Pattern formation is a widely observed phenomenon in diverse fields including materials physics, developmental biology and ecology, among many others. The physics underlying the patterns is specific to the mechanisms, and is encoded by partial differential equations (PDEs). With the aim of discovering hidden physics, we have previously presented a variational approach to identifying such systems of PDEs in the face of noisy data at varying fidelities (Computer Methods in Applied Mechanics and Engineering, 356:44–74, 2019). Here, we extend our variational system identification methods to address the challenges presented by image data on microstructures in materials physics. PDEs are formally posed as initial and boundary value problems over combinations of time intervals and spatial domains whose evolution is either fixed or can be tracked. However, the vast majority of microscopy techniques for evolving microstructure in a given material system deliver micrographs of pattern evolution over domains that bear no relation with each other at different time instants. The temporal resolution can rarely capture the fastest time scales that dominate the early dynamics, and noise abounds. Furthermore, data for evolution of the same phenomenon in a material system may well be obtained from different physical specimens. Against this backdrop of spatially unrelated, sparse and multi-source data, we exploit the variational framework to make judicious choices of weighting functions and identify PDE operators from the dynamics. A consistency condition arises for parsimonious inference of a minimal set of the spatial operators at steady state. It is complemented by a confirmation test that provides a sharp condition for acceptance of the inferred operators. The entire framework is demonstrated on synthetic data that reflect the characteristics of the experimental material microscopy images.

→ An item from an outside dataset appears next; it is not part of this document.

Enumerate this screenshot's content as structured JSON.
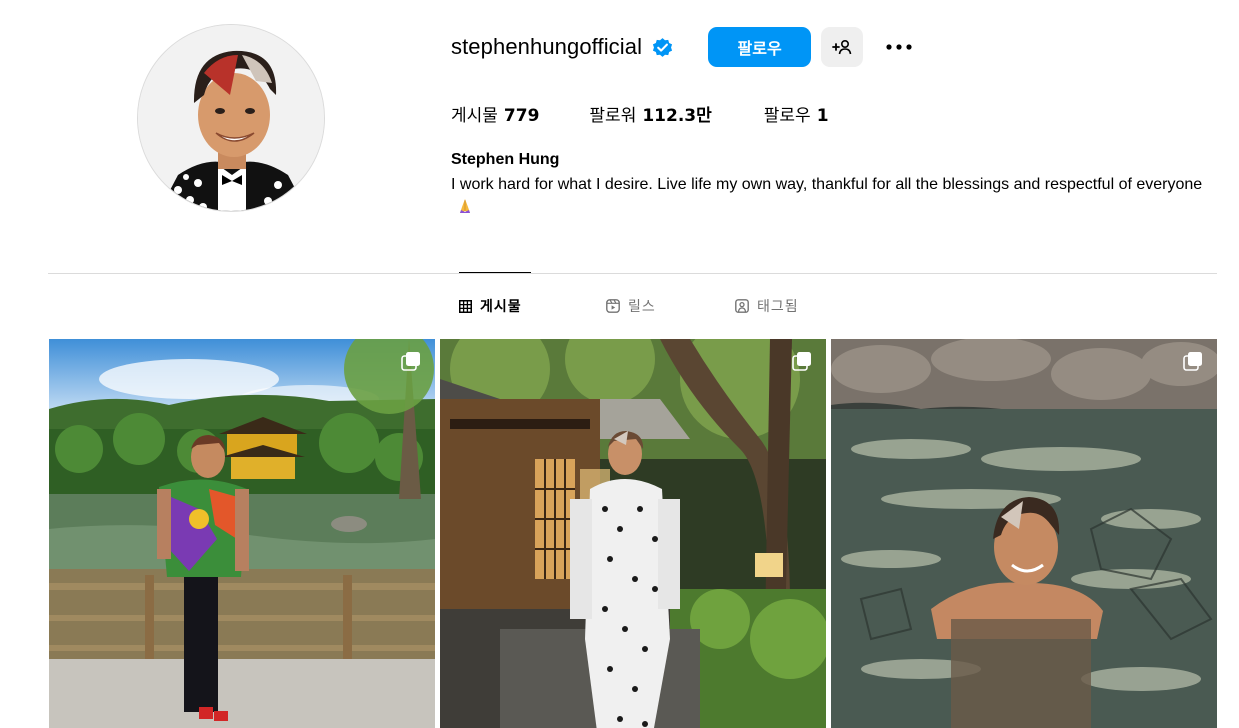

模式形成是在包括材料物理学，发育生物学和生态学等许多领域的广泛观察到的现象。模式背后的物理学是机制特有的，由偏微分方程（PDE）编码。为了发现隐藏的物理学，我们先前提出了一种变通的方法，以面对变化保真度高的噪声数据来识别此类PDE系统（《应用力学与工程计算机方法》，第356页）：44-74，2019）。在这里，我们扩展了变分系统识别方法，以解决材料物理学中微结构图像数据所带来的挑战。在时间间隔和空间域的组合上，PDE正式地被表示为初始值和边值问题，其演化是固定的或可以被跟踪的。然而，用于在给定材料系统中发展微观结构的绝大多数显微镜技术在不同时刻在彼此之间没有关系的区域上提供了图案演变的显微照片。时间分辨率很少能捕捉到主导早期动态的最快时间尺度，并且噪声比比皆是。此外，很可能从不同的物理样本中获得用于在材料系统中发生相同现象的数据。在空间无关，稀疏和多源数据的背景下，我们利用变分框架来明智地选择加权函数，并从动力学中识别PDE运算符。对于稳态条件下空间运算符的最小集合的简约推断，出现了一个一致性条件。它辅以确认测试，为接受推断的操作员提供了清晰的条件。整个框架在合成数据上得到了证明，这些数据反映了实验材料显微镜图像的特征。它辅以确认测试，为接受推断的操作员提供了清晰的条件。整个框架在合成数据上得到了证明，这些数据反映了实验材料显微镜图像的特征。它辅以确认测试，为接受推断的操作员提供了清晰的条件。整个框架在合成数据上得到了证明，这些数据反映了实验材料显微镜图像的特征。